À la découverte des sols urbains vivants : un programme de recherche participative interdisciplinaire à Strasbourg

Lettre de l'InSHS Sciences des territoires

#INTERDISCIPLINARITÉS

Les sols tendent à être considérés comme une ressource inépuisable. Contaminés par les activités industrielles, transformés par les pratiques agricoles et exposés à l’urbanisation, il est nécessaire de les protéger. En effet, ils sont essentiels aux écosystèmes : leurs habitants recyclent la matière organique, structurent le substrat, facilitent l’infiltration des eaux, participent au stockage du carbone. Les sols restent pourtant mal connus des citoyens et des gestionnaires du territoire. Les atteintes symbolique et physique se placent dans le contexte des chamboulements globaux et reflètent une crise relationnelle profonde entre l’humain et son milieu de vie. La société contemporaine étant essentiellement urbaine, une équipe de recherche coordonnée par Sandrine Glatron, directrice de recherche CNRS au Laboratoire interdisciplinaire en études culturelles (LinCS, UMR7069, CNRS / Université de Strasbourg), s’est intéressée aux sols des villes, avec les citadins, pour mieux appréhender ce patrimoine fondamental, à la portée de tous, et introduire la problématique de sa préservation1

  • 1Maris V. 2010, Philosophie de la biodiversité : petite éthique pour une nature en péril, Buchet Chastel.

Cette équipe a donc monté le programme de recherche participative Solenville dont les activités exploratoires remontent à 2018. Ce programme consacré à la biodiversité des sols urbains s’est déployé au sein de la Zone atelier environnementale urbaine (ZAEU) de Strasbourg avec un financement de stage en 2019. S’y sont ajoutés des financements de l’Université de Strasbourg en 20201 pour étudier les invertébrés des sols en utilisant l’application Jardibiodiv2 . Les propositions se sont ensuite progressivement enrichies : après la faune « visible », l’équipe a intégré les qualités physico-chimiques des sols et les microorganismes, dans le cadre du programme « Sciences Ouvertes à Strasbourg : à la découverte des Sols Urbains Vivants » (SOS SOLUV) financé pour 2022 et 2023 par la Mission pour les initiatives transverses et interdisciplinaires (MITI) du CNRS à travers son appel  Sciences participatives en situation d’interdisciplinarité.
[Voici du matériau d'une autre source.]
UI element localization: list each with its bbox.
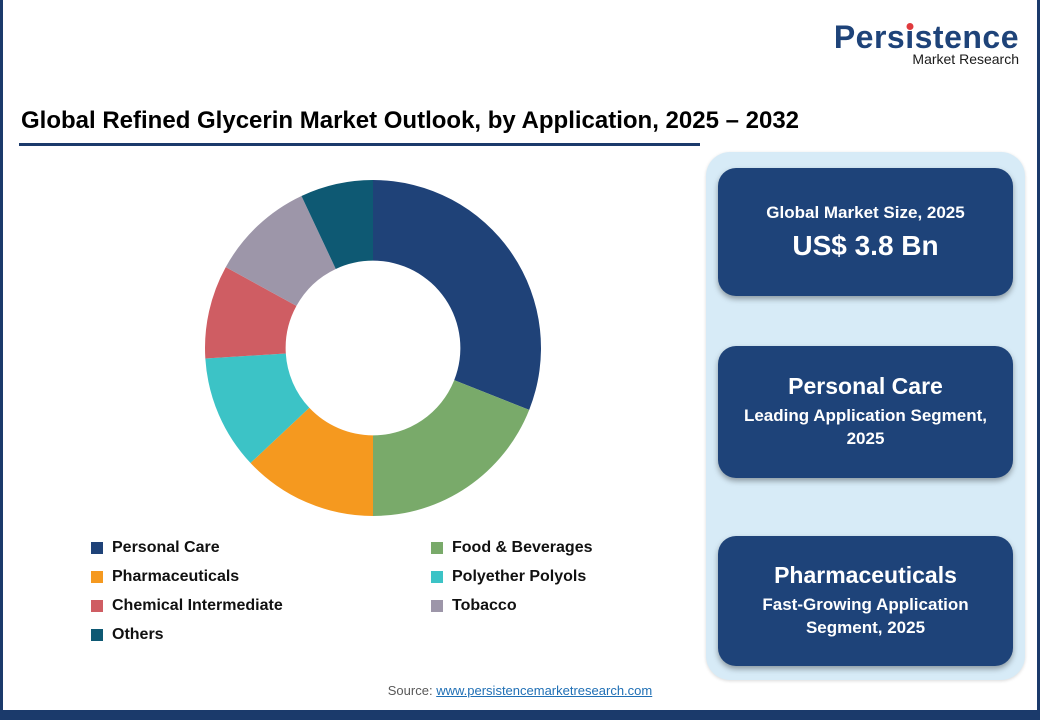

En termes d’outils et de méthodologies, l’équipe agrège depuis lors de nouveaux publics grâce aux balades apprenantes, jeux et événements culturels diversifiés. Les budgets permettent de rémunérer ponctuellement des spécialistes pour les animations ainsi que le gestionnaire de communauté Florian Franck-Neuman, absolument indispensables au fonctionnement du programme.

Une approche inter et transdisciplinaire pour améliorer la connaissance des sols

Les enjeux à la fois scientifiques, sociaux et environnementaux du programme justifient une approche interdisciplinaire. Côté sphère académique, l’équipe de recherche comprend des chercheurs et chercheuses en biologie animale, microbiologie, physique et chimie organique et minérale, ethnologie et géographie.

Mieux cerner les représentations sociales des sols et des sciences : l’approche des sciences sociales

Les sols urbains ont longtemps été traités comme le substrat plan du bâti et des réseaux3 . La coupure entre ville et campagne érode la conscience que le citadin a du sol. En réaction, des envies d’habiter les sols s’expriment à travers l’essor du jardinage urbain. Il paraît utile d’explorer les représentations et connaissances des citadins, notamment celles des jardiniers urbains au sujet de la terre qu’ils travaillent. Inciter à participer à l’étude des sols permet également de susciter des réflexions collectives : que pensent les citadins des sciences ouvertes4 ? Comment les participants vivent-ils cette expérience à travers la collecte de données sur le sol ? Leur posture vis-à-vis des sciences et des chercheurs et chercheuses est à considérer à l’échelle locale pour sonder leur niveau d’implication. C’est le volet réflexif de cette recherche participative : il peine malheureusement à se déployer en raison des réticences des citadins à investir du temps sur ces questions.

Les partenaires de la société civile

Côté société, les partenaires sont nombreux. Avec les communes de l’Eurométropole de Strasbourg, l’équipe de recherche réfléchit aux lieux à investiguer dans le cadre de politiques et d’aménagements variés comme les jardins partagés et familiaux, la déminéralisation des cours d’école et des trottoirs (Strasbourg ça pousse), le projet « Cités fertiles »  financé par l’Agence nationale pour la rénovation urbaine (ANRU) dans le cadre de la programmation « Quartiers fertiles ».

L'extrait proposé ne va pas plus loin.